Bombarded with stressful situations, deadlines, responsibilities, and a society that highly values external “success”, i.e. our careers, the cars we drive, the neighborhood we live in, the exotic vacations we take, the brand names we wear, the clubs we belong to, etc., it can be challenging to discern what really motivates us, what matters most, what success looks like for us personally.
With these pressures, it’s not surprising that many of us find ourselves stuck in a career, job, or life situation where we feel disengaged or completely demotivated.
Somewhat, our attachment to what others consider success and a deep desire to be accepted by our peers can keep us tethered to unwanted jobs, our current lifestyles, and unhealthy situations.
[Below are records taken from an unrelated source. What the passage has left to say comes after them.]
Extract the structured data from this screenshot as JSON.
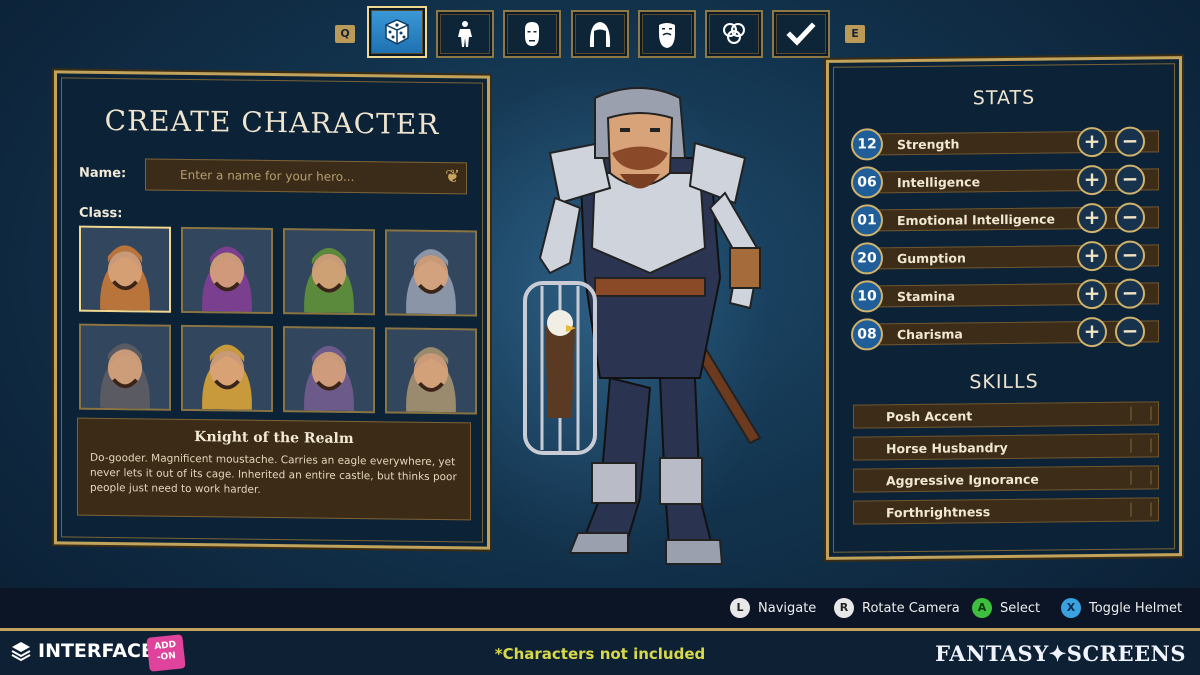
{
  "tabs": {
    "left_key": "Q",
    "right_key": "E",
    "items": [
      {
        "icon": "dice-icon",
        "active": true
      },
      {
        "icon": "body-icon",
        "active": false
      },
      {
        "icon": "face-icon",
        "active": false
      },
      {
        "icon": "hair-icon",
        "active": false
      },
      {
        "icon": "beard-icon",
        "active": false
      },
      {
        "icon": "color-rings-icon",
        "active": false
      },
      {
        "icon": "checkmark-icon",
        "active": false
      }
    ]
  },
  "create": {
    "title": "CREATE CHARACTER",
    "name_label": "Name:",
    "name_placeholder": "Enter a name for your hero...",
    "name_value": "",
    "class_label": "Class:",
    "classes": [
      {
        "portrait": "knight-portrait",
        "color": "#b9743b"
      },
      {
        "portrait": "witch-portrait",
        "color": "#7a3f8e"
      },
      {
        "portrait": "medusa-portrait",
        "color": "#5c8a3c"
      },
      {
        "portrait": "wizard-portrait",
        "color": "#8a95a8"
      },
      {
        "portrait": "bearded-warrior-portrait",
        "color": "#5a5a63"
      },
      {
        "portrait": "hooded-bard-portrait",
        "color": "#c99a3c"
      },
      {
        "portrait": "king-portrait",
        "color": "#6c5a8a"
      },
      {
        "portrait": "hunter-portrait",
        "color": "#9a8a6e"
      }
    ],
    "selected_class": {
      "name": "Knight of the Realm",
      "description": "Do-gooder.  Magnificent moustache.  Carries an eagle everywhere, yet never lets it out of its cage.  Inherited an entire castle, but thinks poor people just need to work harder."
    }
  },
  "stats": {
    "title": "STATS",
    "items": [
      {
        "value": "12",
        "name": "Strength"
      },
      {
        "value": "06",
        "name": "Intelligence"
      },
      {
        "value": "01",
        "name": "Emotional Intelligence"
      },
      {
        "value": "20",
        "name": "Gumption"
      },
      {
        "value": "10",
        "name": "Stamina"
      },
      {
        "value": "08",
        "name": "Charisma"
      }
    ],
    "plus_label": "+",
    "minus_label": "−"
  },
  "skills": {
    "title": "SKILLS",
    "items": [
      "Posh Accent",
      "Horse Husbandry",
      "Aggressive Ignorance",
      "Forthrightness"
    ]
  },
  "controls": [
    {
      "glyph": "L",
      "label": "Navigate",
      "color": "#e8e8e8",
      "text_color": "#222"
    },
    {
      "glyph": "R",
      "label": "Rotate Camera",
      "color": "#e8e8e8",
      "text_color": "#222"
    },
    {
      "glyph": "A",
      "label": "Select",
      "color": "#3fbf3f",
      "text_color": "#0c3a0c"
    },
    {
      "glyph": "X",
      "label": "Toggle Helmet",
      "color": "#3aa2e0",
      "text_color": "#0a2a48"
    }
  ],
  "footer": {
    "brand_left": "INTERFACE",
    "addon_line1": "ADD",
    "addon_line2": "-ON",
    "note": "*Characters not included",
    "brand_right": "FANTASY✦SCREENS"
  },
  "colors": {
    "gold": "#c2a35c",
    "panel": "#0c2236",
    "active_tab": "#2d86c8",
    "stat_circle": "#1f5e99"
  }
}
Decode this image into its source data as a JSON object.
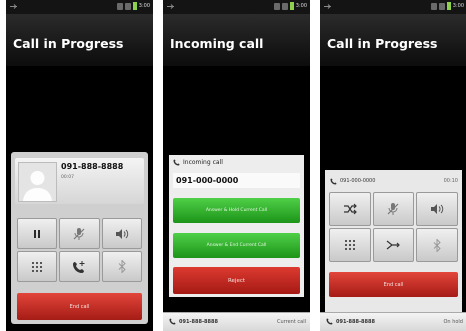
{
  "screens": [
    {
      "title": "Call in Progress",
      "status_time": "3:00",
      "contact_number": "091-888-8888",
      "call_duration": "00:07",
      "buttons": [
        "hold",
        "mute",
        "speaker",
        "dialpad",
        "add-call",
        "bluetooth"
      ],
      "end_call_label": "End call"
    },
    {
      "title": "Incoming call",
      "status_time": "3:00",
      "incoming_label": "Incoming call",
      "incoming_number": "091-000-0000",
      "answer_hold_label": "Answer & Hold Current Call",
      "answer_end_label": "Answer & End Current Call",
      "reject_label": "Reject",
      "current_number": "091-888-8888",
      "current_status": "Current call"
    },
    {
      "title": "Call in Progress",
      "status_time": "3:00",
      "active_number": "091-000-0000",
      "active_duration": "00:10",
      "buttons": [
        "swap-calls",
        "mute",
        "speaker",
        "dialpad",
        "merge-calls",
        "bluetooth"
      ],
      "end_call_label": "End call",
      "held_number": "091-888-8888",
      "held_status": "On hold"
    }
  ],
  "colors": {
    "background": "#000000",
    "end_call": "#c8281f",
    "answer": "#35b22f",
    "panel": "#cfcfcf"
  }
}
Ready to explore an alternative?
Checking in, what is your personal definition of success?
Really, what is it?
What is motivating you to do the work you’re doing?
Regardless of how successful you may look from the outside, what is happening inside?
How do you speak to yourself? As you would talk to your best friend, or as an enemy of the state?
Are you compassionate with yourself, or regularly beat yourself up for not having said or done the right thing?
Moderately receptive to other’s opinion of overly concerned about what people think of you?
Do you flow with the day’s events or squander your energy defending, protecting, one-upping, withdrawing, or disengaging to make it through the day unscathed?
Do you often feel moments of internal peace and silence or habitually suffer from incessant inner chatter, run scripts in your head about future conversations, and constantly worry about the future?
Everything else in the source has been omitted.